Ещё можно давиться марокканской кухней. Можно сицилийской. В любой вечер.

Когда родился я, маму оставили жить в Штатах. Не в этом доме. Она не жила здесь до своего последнего выхода из тюрьмы, после срока за угон школьного автобуса. За угон транспортного средства плюс похищение ребёнка. Я не помню этот дом в своём детстве, как и эту мебель. Всё это прислали из Италии её родители. Мне так кажется. Опять же: с тем же успехом она могла, к примеру, выиграть это всё на телешоу, — не могу сказать.

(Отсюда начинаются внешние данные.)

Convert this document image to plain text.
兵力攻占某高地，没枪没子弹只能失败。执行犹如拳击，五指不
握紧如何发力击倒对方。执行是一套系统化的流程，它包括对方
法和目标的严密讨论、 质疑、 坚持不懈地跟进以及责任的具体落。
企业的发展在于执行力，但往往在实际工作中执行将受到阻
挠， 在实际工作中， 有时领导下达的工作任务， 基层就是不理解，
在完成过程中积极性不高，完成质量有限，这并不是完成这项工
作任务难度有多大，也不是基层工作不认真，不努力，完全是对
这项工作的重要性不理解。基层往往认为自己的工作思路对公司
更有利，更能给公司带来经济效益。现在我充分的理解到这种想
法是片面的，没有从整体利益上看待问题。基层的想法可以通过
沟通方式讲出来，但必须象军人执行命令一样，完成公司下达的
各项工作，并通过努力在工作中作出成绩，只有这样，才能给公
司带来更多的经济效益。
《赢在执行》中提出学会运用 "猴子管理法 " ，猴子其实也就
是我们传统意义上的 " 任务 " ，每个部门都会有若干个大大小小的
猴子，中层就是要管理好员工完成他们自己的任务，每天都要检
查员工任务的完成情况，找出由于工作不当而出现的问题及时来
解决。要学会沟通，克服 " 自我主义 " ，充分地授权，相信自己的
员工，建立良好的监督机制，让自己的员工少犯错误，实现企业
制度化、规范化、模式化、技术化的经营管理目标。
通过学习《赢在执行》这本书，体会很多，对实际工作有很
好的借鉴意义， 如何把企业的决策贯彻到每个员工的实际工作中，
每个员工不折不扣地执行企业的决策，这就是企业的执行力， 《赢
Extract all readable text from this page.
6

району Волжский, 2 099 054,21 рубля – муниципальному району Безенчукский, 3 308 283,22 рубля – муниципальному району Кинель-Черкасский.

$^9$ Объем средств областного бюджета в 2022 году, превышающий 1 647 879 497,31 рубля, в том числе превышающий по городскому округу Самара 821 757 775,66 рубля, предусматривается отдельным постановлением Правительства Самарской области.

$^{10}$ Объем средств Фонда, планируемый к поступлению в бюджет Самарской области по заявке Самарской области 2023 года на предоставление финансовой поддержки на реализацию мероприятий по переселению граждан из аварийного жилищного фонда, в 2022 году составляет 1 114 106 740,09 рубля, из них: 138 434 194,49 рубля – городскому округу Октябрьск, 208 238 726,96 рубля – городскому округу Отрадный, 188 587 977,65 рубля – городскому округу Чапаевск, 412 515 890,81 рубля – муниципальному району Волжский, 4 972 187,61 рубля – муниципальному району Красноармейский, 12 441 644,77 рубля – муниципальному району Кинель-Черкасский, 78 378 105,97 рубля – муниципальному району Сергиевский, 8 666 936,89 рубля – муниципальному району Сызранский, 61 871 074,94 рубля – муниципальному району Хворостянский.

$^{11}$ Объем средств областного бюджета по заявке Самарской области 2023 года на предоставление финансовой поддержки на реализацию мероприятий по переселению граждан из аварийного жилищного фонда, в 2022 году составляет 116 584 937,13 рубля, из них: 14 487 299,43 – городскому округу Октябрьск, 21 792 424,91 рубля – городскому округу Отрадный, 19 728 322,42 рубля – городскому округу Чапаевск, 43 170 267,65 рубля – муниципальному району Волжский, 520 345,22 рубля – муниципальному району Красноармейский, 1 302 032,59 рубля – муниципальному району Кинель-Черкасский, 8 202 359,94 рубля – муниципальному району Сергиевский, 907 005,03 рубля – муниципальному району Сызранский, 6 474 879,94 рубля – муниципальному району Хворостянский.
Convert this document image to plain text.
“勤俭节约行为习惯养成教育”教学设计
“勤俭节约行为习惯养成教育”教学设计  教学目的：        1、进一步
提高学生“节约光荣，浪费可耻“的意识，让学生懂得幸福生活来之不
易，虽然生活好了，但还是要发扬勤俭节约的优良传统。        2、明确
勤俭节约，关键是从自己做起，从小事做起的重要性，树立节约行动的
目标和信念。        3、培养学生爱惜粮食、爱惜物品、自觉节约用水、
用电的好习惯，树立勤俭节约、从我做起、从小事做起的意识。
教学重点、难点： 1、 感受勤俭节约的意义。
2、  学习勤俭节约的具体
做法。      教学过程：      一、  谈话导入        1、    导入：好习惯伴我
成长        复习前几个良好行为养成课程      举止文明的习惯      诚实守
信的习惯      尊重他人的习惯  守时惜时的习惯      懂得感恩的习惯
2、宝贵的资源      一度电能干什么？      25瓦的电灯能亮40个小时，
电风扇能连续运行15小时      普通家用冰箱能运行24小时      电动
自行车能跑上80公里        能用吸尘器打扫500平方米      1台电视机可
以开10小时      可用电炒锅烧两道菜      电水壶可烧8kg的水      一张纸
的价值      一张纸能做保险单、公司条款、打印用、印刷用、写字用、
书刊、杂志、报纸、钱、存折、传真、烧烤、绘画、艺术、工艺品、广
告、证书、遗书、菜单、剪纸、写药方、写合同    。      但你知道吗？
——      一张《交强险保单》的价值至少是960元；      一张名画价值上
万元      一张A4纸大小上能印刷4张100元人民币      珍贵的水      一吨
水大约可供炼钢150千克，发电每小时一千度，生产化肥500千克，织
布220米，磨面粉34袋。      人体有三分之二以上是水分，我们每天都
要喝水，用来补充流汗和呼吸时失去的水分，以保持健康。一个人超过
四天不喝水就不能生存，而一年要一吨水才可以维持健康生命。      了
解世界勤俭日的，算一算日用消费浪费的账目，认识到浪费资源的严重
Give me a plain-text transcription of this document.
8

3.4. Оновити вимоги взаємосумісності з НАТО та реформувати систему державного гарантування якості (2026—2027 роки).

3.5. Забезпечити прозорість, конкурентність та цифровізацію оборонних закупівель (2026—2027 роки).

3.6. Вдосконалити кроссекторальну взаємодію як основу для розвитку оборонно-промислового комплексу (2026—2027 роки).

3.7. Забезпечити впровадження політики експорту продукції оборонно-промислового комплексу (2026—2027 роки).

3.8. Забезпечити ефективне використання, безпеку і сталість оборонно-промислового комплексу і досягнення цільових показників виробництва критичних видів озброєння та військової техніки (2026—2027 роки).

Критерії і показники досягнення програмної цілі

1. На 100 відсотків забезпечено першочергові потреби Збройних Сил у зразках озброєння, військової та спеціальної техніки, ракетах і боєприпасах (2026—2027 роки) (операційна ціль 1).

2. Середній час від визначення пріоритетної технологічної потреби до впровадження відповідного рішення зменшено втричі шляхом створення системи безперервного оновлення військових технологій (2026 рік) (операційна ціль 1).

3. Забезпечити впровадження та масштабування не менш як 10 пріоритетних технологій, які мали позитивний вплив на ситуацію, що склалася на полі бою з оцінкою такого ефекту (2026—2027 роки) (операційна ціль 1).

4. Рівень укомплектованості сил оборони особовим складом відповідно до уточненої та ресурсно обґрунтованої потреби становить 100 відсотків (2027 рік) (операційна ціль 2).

Только один раз я задал вопрос про её семью, про дедушку с бабушкой, которые остались в Италии.

А она в ответ, точно помню, сказала:

— Они про тебя не знают, поэтому не создавай проблем.

А если они не знают про её ублюдочного ребёнка, то им гарантированно неизвестно и про её непристойное поведение, и про покушение на убийство, и про создание угрозы по небрежности, и про издевательство над животными. Они гарантированно тоже ненормальные. Вон, гляньте только на их мебель. Они точно ненормальные, и вообще уже умерли.